In a recent controversial decision by the Authority for Advance Ruling, Central Excise, Customs and Service Tax, New Delhi in the case of M/s Harekrishna Developers, Ahmadabad vides Ruling No. AAR/03(ST)/2008, in Application No. AAR/05(ST)/2007 dated 7.4.2008, it was held that Service Tax is liable to be paid by the Real Estate Developer where there is a sale of residential units after booking. They are liable to pay service tax under section 65 (105) (zzzh) of the Finance Act, 1994 under the notified taxable service of construction of a complex. This ruling has lead to a chaotic situation placing a tax axe in the hands of the service tax department.
However, as per section 96E of The Finance Act 1994, the advance ruling pronounced by the Authority under section 96D shall be binding only on the applicant who had sought it or in respect of any matter referred to in sub-section (2) of section 96C, on the Commissioner of Central Excise, and the Central Excise authorities subordinate to him, in respect of the applicant. Further, the advance ruling referred to in the sub-section shall be binding as aforesaid unless there is a change in law or facts on the basis of which the advance ruling has been pronounced. Thus, in light of the said provision of the Finance Act, the said ruling has no bearing on any other real estate developer and thus the said ruling cannot be made the base for demanding any service tax.
Moreover, this issue relating to applicability of service tax on construction activities was examined in detail by the ministry of finance.

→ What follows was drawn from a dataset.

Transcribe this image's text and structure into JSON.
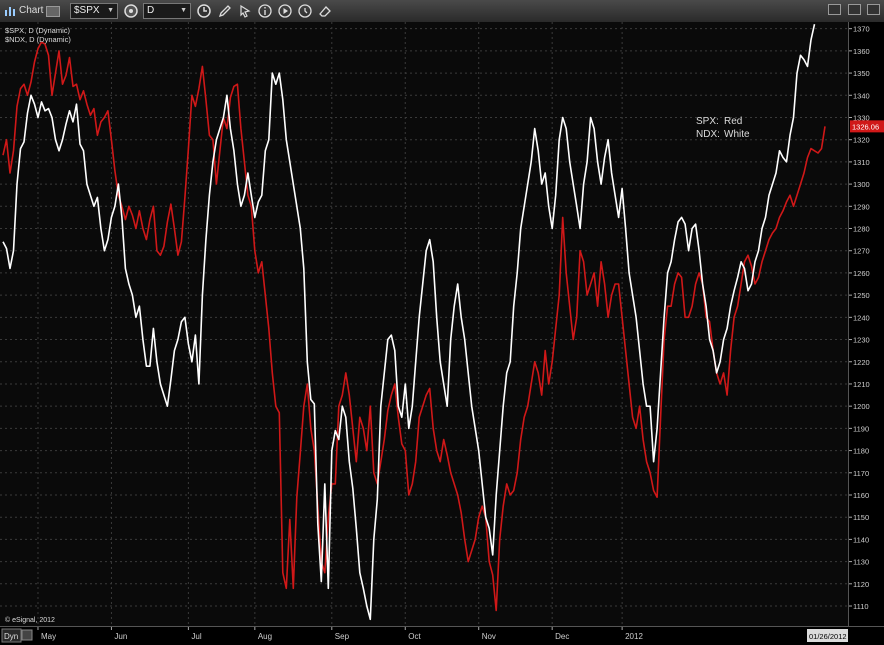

The Central Board of Excise & Customs, New Delhi issued a Master Circular clarifying technical issues relating to taxation of services Vide this Circular No. 96/7/2007-S.T., dated 23-8-2007 F.No. 354/28/2007-TRU in this regards. The fundamental question as to whether service tax is liable under construction of complex service [section 65(105)(zzzh)] on the builder, promoter, developer or any such person was discussed threadbare. Two situations were examined, those who get the complex built by engaging the services of a separate contractor, and others who build the residential complex on his own by employing direct labour. It was clarified vide the said Master Circular dated 23.8.2007 that, in a case where the builder, promoter, developer or any such person builds a residential complex, having more than 12 residential units, by engaging a contractor for construction of the said residential complex, the contractor in his capacity as a taxable service provider (to the builder/promoter/developer/any such person) shall be liable to pay service tax on the gross amount charged for the construction services under 'construction of complex' service [section 65(105)(zzzh)]. However, in the second situation, as no other person is engaged for construction work and the builder/promoter/developer/any such person undertakes construction work on his own without engaging the services of any other person then, in such cases, firstly service provider and service recipient relationship does not exist and secondly, services provided are in the nature of self-supply of services. Hence, in the absence of service provider and service recipient relationship and the services provided are in the nature of self-supply of services, the question of providing taxable service to any person by any other person does not arise. The said Ruling is in contradiction to the said Master Circular. Thus in absence of any further clarification and in light of current situation, the Real Estate Developer is not liable to pay any service tax as the contractor is already paying service tax on construction activities.